У Крейцера на одно мгновение явилась мысль повернуть назад и ускользнуть от товарищей на корабль. Вместо этого он замахал на рикшу руками и приказал ему бежать вперед.
"Посмотрим, о какой любви они смеют говорить здесь", -- сказал он себе, в оправдание перед своей невестой.
Но это было не то. Он уже почти чувствовал себя в плену ярких огней, женщин, голосов и музыки... И, казалось, им конца не будет, как будто он попал в заколдованное царство хмельного, соблазнительного разврата, и куда бы ни повернул, всюду встретит манящие глаза и открытые объятия.
Гринчуков ехал впереди, и Крейцер уж теперь боялся потерять его из глаз. Еще один поворот, фонарик рикши, и красная точка сигары механика остановились около освещенного дома. Гринчуков громко возвестил:
-- Здесь!
Крейцер торопливо выскочил из колясочки, и вся компания, неестественно возбужденно переговариваясь, направилась за высокой, сильной фигурой Гринчукова.
Дверь была настежь открыта, и навстречу им, как звенящая струя, изливался веселый переливчатый женский смех.
Почти гигантского роста китаец белым изваянием стоял у дверей и, при появлении гостей, издал крик, похожий на крик дикой птицы. В ту же минуту к гостям выкатилась необыкновенно подвижная, еще не старая дама с радушно улыбающимся лицом и приветствовала их, как давно знакомых и жданых.
Гринчуков ответил ей также по-английски, и та весело закивала головой.
Из общей залы продолжали доноситься смех, голоса, которые вдруг переплел сверкающим узором страстный мотив кекуока.

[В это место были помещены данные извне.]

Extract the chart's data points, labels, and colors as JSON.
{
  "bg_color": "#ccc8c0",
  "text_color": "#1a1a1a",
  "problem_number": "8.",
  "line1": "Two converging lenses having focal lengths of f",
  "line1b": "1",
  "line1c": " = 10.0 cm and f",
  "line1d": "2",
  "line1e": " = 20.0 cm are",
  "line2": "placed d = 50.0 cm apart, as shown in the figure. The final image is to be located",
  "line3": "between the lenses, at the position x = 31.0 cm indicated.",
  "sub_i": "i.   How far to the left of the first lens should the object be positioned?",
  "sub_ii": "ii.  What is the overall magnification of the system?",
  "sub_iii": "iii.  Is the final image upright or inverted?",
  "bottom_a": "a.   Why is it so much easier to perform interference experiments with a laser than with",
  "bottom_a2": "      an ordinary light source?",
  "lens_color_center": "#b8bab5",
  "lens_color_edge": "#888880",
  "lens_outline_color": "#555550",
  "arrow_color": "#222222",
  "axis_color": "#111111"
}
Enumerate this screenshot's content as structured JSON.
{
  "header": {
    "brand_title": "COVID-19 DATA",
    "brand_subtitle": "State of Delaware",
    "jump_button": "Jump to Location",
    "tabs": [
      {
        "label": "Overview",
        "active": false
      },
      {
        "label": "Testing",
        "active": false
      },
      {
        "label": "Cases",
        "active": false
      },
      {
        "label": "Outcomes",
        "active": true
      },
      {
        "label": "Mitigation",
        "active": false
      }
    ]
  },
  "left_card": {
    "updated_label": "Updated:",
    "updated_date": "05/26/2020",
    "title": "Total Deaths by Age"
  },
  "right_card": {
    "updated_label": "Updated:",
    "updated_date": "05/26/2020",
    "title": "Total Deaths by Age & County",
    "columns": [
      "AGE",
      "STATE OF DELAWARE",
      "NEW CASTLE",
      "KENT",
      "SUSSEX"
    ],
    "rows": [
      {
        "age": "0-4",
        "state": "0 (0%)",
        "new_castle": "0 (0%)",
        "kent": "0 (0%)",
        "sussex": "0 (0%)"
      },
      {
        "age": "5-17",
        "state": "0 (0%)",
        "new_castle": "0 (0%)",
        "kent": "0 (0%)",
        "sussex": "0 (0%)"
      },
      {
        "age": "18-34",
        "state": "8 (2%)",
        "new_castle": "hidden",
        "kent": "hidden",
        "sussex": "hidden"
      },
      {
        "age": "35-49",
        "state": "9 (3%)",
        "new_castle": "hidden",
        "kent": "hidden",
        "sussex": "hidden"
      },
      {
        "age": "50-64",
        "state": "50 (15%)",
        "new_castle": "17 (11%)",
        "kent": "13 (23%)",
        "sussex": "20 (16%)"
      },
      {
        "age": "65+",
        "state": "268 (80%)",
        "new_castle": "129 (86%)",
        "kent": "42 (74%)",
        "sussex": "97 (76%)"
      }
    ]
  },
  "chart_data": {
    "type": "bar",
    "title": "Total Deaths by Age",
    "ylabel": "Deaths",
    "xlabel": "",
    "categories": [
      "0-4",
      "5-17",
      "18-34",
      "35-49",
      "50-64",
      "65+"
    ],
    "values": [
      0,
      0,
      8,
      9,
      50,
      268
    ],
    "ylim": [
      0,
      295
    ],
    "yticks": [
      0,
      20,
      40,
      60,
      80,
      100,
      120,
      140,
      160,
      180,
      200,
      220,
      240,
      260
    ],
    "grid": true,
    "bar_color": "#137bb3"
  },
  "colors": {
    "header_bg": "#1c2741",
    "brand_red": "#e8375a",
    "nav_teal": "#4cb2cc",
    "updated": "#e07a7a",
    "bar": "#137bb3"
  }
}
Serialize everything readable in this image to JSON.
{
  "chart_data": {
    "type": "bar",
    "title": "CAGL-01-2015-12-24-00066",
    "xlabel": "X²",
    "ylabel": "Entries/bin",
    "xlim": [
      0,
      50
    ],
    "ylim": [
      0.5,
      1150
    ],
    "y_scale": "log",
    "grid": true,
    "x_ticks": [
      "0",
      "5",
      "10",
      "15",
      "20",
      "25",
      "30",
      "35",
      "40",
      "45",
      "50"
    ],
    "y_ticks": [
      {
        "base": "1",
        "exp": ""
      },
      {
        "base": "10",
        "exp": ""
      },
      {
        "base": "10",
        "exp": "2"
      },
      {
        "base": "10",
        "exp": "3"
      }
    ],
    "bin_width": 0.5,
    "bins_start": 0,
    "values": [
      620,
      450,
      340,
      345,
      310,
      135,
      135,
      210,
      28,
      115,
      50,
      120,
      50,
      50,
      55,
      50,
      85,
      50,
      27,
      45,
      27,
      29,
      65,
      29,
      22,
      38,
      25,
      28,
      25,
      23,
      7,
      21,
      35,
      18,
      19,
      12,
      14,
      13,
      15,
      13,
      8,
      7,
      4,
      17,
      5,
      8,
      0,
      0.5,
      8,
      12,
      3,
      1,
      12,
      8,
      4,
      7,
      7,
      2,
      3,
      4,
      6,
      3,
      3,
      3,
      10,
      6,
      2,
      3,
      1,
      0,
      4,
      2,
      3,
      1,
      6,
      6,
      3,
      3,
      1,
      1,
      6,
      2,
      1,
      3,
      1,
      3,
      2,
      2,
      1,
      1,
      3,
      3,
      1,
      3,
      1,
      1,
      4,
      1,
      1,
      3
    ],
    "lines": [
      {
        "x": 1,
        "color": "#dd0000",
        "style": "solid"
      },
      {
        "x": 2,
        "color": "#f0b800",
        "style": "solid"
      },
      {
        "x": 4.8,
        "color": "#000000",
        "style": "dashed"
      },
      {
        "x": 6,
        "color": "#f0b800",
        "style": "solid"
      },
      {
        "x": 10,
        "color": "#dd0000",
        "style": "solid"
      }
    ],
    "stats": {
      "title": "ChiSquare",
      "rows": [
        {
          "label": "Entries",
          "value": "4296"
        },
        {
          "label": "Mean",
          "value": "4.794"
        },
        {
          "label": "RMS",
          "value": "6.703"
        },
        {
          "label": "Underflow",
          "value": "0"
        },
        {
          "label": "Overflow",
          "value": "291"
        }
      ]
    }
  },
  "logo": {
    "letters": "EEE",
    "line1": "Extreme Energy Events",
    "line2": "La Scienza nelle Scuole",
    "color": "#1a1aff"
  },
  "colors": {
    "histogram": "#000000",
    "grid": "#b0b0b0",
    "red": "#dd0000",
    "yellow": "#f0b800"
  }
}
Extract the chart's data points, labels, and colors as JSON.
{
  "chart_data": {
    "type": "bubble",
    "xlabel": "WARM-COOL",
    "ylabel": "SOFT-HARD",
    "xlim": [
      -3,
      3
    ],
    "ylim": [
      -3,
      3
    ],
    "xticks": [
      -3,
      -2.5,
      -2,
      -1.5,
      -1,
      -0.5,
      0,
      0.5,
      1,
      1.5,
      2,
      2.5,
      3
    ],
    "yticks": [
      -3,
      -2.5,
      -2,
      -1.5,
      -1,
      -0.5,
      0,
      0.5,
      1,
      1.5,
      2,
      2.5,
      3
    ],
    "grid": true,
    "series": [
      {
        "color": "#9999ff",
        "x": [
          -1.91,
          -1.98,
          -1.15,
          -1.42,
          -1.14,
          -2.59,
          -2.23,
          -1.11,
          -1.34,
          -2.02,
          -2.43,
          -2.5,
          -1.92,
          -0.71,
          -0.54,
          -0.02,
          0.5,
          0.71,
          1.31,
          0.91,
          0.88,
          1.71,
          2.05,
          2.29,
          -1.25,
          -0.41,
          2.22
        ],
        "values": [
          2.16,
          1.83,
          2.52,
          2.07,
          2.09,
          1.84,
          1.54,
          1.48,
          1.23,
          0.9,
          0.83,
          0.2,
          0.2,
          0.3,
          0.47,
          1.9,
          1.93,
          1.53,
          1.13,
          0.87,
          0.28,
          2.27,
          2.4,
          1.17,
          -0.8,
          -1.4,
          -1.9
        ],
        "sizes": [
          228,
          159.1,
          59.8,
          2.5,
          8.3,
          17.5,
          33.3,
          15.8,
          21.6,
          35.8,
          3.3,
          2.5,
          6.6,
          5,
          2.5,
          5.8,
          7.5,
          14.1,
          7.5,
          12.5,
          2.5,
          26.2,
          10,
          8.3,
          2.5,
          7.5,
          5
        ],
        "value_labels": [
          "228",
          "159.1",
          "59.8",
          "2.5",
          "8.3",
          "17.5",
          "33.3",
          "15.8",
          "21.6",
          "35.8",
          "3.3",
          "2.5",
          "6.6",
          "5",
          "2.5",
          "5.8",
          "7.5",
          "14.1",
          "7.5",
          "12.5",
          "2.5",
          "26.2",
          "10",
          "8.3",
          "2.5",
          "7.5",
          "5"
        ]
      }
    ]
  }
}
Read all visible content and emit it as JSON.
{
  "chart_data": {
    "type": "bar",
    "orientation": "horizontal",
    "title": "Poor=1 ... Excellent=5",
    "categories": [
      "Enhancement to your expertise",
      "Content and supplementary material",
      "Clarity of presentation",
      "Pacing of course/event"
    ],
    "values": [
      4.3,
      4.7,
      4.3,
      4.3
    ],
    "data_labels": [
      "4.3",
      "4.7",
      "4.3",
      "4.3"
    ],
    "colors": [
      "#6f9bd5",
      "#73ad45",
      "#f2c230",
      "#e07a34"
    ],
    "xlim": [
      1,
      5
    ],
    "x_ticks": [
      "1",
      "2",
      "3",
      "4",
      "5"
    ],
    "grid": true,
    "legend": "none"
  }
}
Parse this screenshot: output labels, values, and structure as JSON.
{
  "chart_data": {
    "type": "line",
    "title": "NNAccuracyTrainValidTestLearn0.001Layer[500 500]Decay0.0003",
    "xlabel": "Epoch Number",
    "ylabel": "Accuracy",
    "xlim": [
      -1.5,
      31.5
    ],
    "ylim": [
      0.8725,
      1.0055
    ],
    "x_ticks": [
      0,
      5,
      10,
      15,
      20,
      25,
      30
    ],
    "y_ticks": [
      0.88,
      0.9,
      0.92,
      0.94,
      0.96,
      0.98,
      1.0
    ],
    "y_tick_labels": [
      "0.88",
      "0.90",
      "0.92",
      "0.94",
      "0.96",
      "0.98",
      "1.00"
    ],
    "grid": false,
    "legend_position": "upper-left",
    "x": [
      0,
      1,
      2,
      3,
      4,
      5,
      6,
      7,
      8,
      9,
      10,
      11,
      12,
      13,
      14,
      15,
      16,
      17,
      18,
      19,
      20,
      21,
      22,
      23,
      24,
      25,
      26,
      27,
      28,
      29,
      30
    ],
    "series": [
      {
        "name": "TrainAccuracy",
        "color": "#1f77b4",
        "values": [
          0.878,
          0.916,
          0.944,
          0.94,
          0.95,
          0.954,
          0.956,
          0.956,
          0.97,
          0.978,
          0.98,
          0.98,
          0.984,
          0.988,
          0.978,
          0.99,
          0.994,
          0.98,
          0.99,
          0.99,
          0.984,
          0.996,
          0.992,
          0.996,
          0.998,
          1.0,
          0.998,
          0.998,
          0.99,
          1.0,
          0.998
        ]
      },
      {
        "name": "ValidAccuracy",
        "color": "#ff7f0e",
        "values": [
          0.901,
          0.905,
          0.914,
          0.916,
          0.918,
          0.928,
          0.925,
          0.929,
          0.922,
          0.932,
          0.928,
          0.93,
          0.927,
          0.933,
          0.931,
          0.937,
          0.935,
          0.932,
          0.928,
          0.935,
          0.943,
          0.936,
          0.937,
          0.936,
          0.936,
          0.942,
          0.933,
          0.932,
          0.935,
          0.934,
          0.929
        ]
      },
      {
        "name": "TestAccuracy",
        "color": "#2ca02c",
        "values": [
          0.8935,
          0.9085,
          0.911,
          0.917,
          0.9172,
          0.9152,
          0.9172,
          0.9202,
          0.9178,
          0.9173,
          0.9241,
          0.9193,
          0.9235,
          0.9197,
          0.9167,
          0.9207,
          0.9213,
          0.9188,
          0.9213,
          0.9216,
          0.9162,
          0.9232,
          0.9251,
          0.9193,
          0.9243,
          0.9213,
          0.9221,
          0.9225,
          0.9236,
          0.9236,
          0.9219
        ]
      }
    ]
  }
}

Но они не стали заходить в общую залу, а прошли в кабинета, куда тотчас же явились женщины.
Это был дорогой американский дом, и с малознакомыми гостями женщины на первых порах вели себя не только сдержанно, но и чопорно, и одеты они были в бальные, декольтированные платья, совсем почти как леди в белом отеле с колоннами, мимо которого проехали моряки.
-- Шампанского! Много шампанского! -- приказал Гринчуков... И -- мисс Мэри! Надеюсь, она...
Но круглая дама не дала ему договорить.
-- О, мисс Мэри сейчас будет здесь.
IV.
До прихода мисс Мэри, несмотря на шампанское и на желание быть развязными и веселыми, чувствовалось какое-то стеснение и неловкость. Может быть потому, что из моряков Гринчуков только один совершенно свободно говорил по-английски. Доктор почти не знал ни одного звука ни на каком иностранном языке, а Крейцер, хотя понимал английский язык, предпочел бы говорить по-немецки или по-французски.
Впрочем, ему совсем не хотелось вступать в беседу с этими дамами, да он и не знал, какой взять тон.
Обе были красивы, молоды, и совсем не похожи на то, что ему случалось видеть раньше, хотя бы в Петербурге или Кронштадте.
И вдруг, тот самый смех, который они услышали на лестнице, ворвался в кабинет, а вслед за ним влетела молоденькая девушка, лет двадцати, в белом легком хитоне, под которым мягко переливались линии ее поразительно стройного тела.
В комнате сразу точно все расцвело: ярче вспыхнули огни; веселее засмеялось шампанское и как-то мгновенно спала чопорность с двух ее подруг.
С разбега она бросилась на шею Гринчукова; он быстро закружился вместе с ней, так что от ее развевающегося хитона пошел ветер.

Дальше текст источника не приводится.